Interpretive Summary: The alfalfa leafcutting bee is an important alternative pollinator in the United States. This bees spend much of its life in brood cells constructed in cavities by adult females, and spends the winter in these cells as well. Development resumes in the spring with warmer temperatures, eventually leading to adult emergence. While the overwintering bees are tolerant of cold temperatures, bees developing in the spring are more vulnerable to sudden cold spells. This may become increasingly important since global climate change is predicted to increase temperature variability, including the occurrence of spring frosts. Although survival after a cold shock has been studied in the past, this study was designed to investigate the quality of bees that survived a prolonged cold exposure and those that were given potentially protective warm temperature pulses during the cold treatment.
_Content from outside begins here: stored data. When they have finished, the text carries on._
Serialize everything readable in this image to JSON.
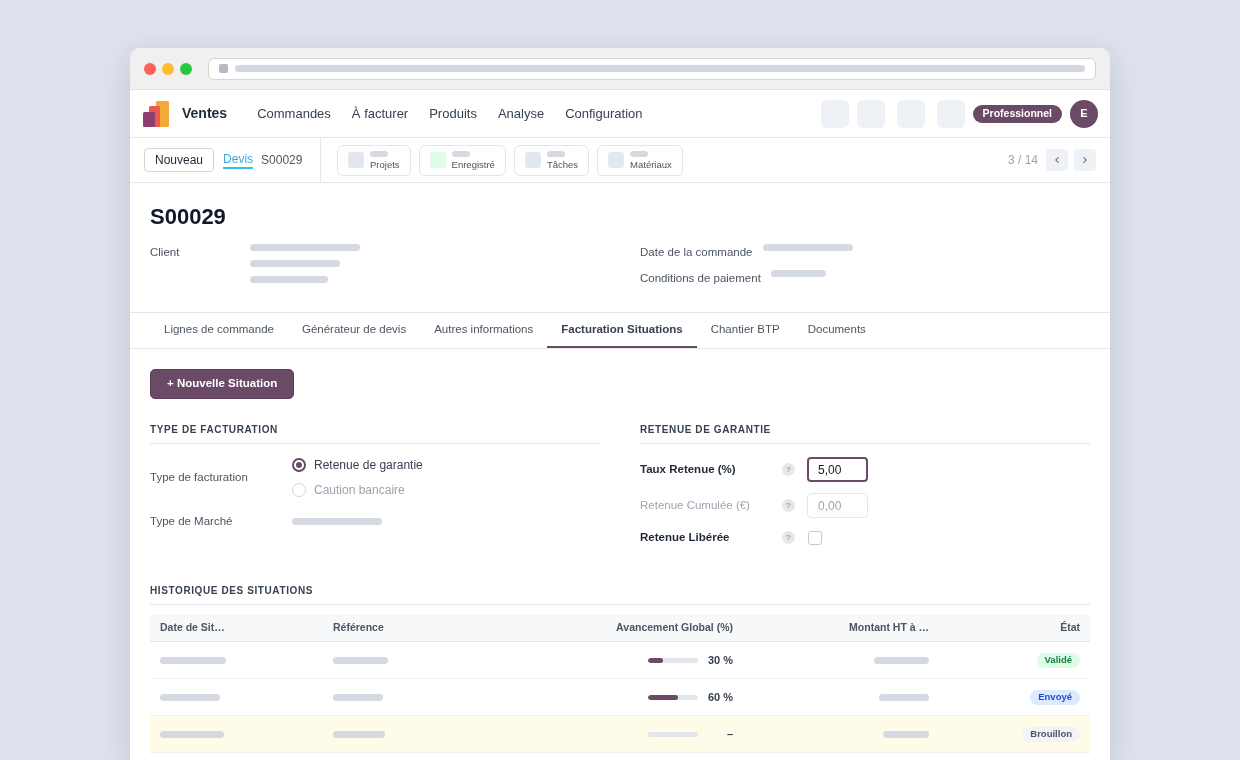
{
  "app": {
    "name": "Ventes",
    "menu": [
      {
        "label": "Commandes"
      },
      {
        "label": "À facturer"
      },
      {
        "label": "Produits"
      },
      {
        "label": "Analyse"
      },
      {
        "label": "Configuration"
      }
    ],
    "plan_badge": "Professionnel",
    "avatar_initial": "E"
  },
  "control_bar": {
    "new_button": "Nouveau",
    "breadcrumb": [
      {
        "label": "Devis",
        "link": true
      },
      {
        "label": "S00029",
        "link": false
      }
    ],
    "smart_buttons": [
      {
        "label": "Projets",
        "color": "#e3e7ee"
      },
      {
        "label": "Enregistré",
        "color": "#dcfce7"
      },
      {
        "label": "Tâches",
        "color": "#e3e7ee"
      },
      {
        "label": "Matériaux",
        "color": "#e3e7ee"
      }
    ],
    "pager": "3 / 14"
  },
  "form": {
    "title": "S00029",
    "left_fields": [
      {
        "label": "Client"
      }
    ],
    "right_fields": [
      {
        "label": "Date de la commande"
      },
      {
        "label": "Conditions de paiement"
      }
    ]
  },
  "tabs": [
    {
      "label": "Lignes de commande",
      "selected": false
    },
    {
      "label": "Générateur de devis",
      "selected": false
    },
    {
      "label": "Autres informations",
      "selected": false
    },
    {
      "label": "Facturation Situations",
      "selected": true
    },
    {
      "label": "Chantier BTP",
      "selected": false
    },
    {
      "label": "Documents",
      "selected": false
    }
  ],
  "new_situation_button": "+ Nouvelle Situation",
  "billing_type": {
    "heading": "TYPE DE FACTURATION",
    "fields": [
      {
        "label": "Type de facturation",
        "kind": "radio",
        "options": [
          {
            "label": "Retenue de garantie",
            "selected": true
          },
          {
            "label": "Caution bancaire",
            "selected": false
          }
        ]
      },
      {
        "label": "Type de Marché",
        "kind": "placeholder"
      }
    ]
  },
  "guarantee": {
    "heading": "RETENUE DE GARANTIE",
    "fields": [
      {
        "label": "Taux Retenue (%)",
        "kind": "input",
        "help": "?",
        "value": "5,00",
        "focused": true,
        "disabled": false
      },
      {
        "label": "Retenue Cumulée (€)",
        "kind": "input",
        "help": "?",
        "value": "0,00",
        "focused": false,
        "disabled": true
      },
      {
        "label": "Retenue Libérée",
        "kind": "checkbox",
        "help": "?",
        "checked": false,
        "disabled": false
      }
    ]
  },
  "history": {
    "heading": "HISTORIQUE DES SITUATIONS",
    "columns": [
      "Date de Sit…",
      "Référence",
      "Avancement Global (%)",
      "Montant HT à …",
      "État"
    ],
    "rows": [
      {
        "level": 0.3,
        "progress": "30 %",
        "status": {
          "label": "Validé",
          "kind": "validated"
        },
        "highlighted": false
      },
      {
        "level": 0.6,
        "progress": "60 %",
        "status": {
          "label": "Envoyé",
          "kind": "sent"
        },
        "highlighted": false
      },
      {
        "progress": "–",
        "status": {
          "label": "Brouillon",
          "kind": "draft"
        },
        "highlighted": true
      }
    ]
  }
}
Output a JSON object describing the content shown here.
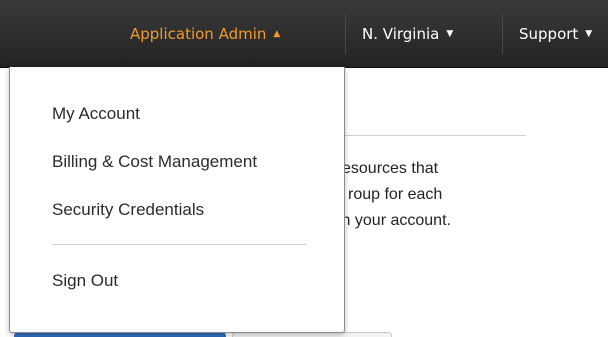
{
  "navbar": {
    "account_label": "Application Admin",
    "region_label": "N. Virginia",
    "support_label": "Support",
    "accent_color": "#f29a2e"
  },
  "dropdown": {
    "items": [
      {
        "label": "My Account"
      },
      {
        "label": "Billing & Cost Management"
      },
      {
        "label": "Security Credentials"
      }
    ],
    "signout_label": "Sign Out"
  },
  "background": {
    "text_lines": [
      "esources that",
      "roup for each",
      "in your account."
    ]
  },
  "icons": {
    "account_caret": "caret-up-icon",
    "region_caret": "caret-down-icon",
    "support_caret": "caret-down-icon"
  }
}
Both warm temperature pulsed and cold stressed bees showed delayed adult emergence, and males and females were delayed differently. The cold stressed bees showed additional damage as well, including shorter lifespans, and the fact that 50% of bees cold stressed during development were unable to fly as adults. Other effects of the cold stress included reduced feeding activity and a reduction in wing size. Thus, this study shows that cold exposure during development significantly affects the resulting adult bees, and that multiple measurements beyond simple mortality must be used to fully appreciate the effects of cold stress.

Technical Abstract: Metamorphosis is an important developmental stage for holometabolous insects, during which adult morphology and physiology are established. Proper development relies on optimal body temperatures, and natural ambient temperature (Ta) fluctuations, especially in spring or in northern latitudes, could result in interruptions to development. It is unclear how low-Ta exposure may affect insects that are actively developing. To understand how suboptimal Ta may affect metamorphosing insects, we used the alfalfa leafcutting bee, Megachile rotundata (Fabricius), a solitary, cavity-nesting bee that spends its juvenile and pupal stages within a brood cell. We characterized suites of physiological traits, rather than just using a singular parameter to determine effects of sublethal Ta stress. Metamorphosing M. rotundata were exposed to either constant or fluctuating low-Ta stress and compared to control bees allowed to develop normally. All bees survived and emerged as adults, but the constant low-Ta-stressed bees were affected most severely. Male constant low-Ta-stressed bees had decreased flight performance (lower metabolic rate, shorter flight bouts, decreased wing length), suggesting that the stress altered muscular or neurological development. Constant low-Ta-stressed bees also had altered activity levels, providing more support for the hypothesis that low-Ta stress causes long-term neurological defects. Exposure to fluctuating low Ta also delayed development time for both sexes; males had decreased adult life span, and both sexes had shortened wings. Together, these results provide evidence for a critical developmental window during metamorphosis and suggest that there may be severe implications for bees in the wild that are exposed to low-Ta stressors.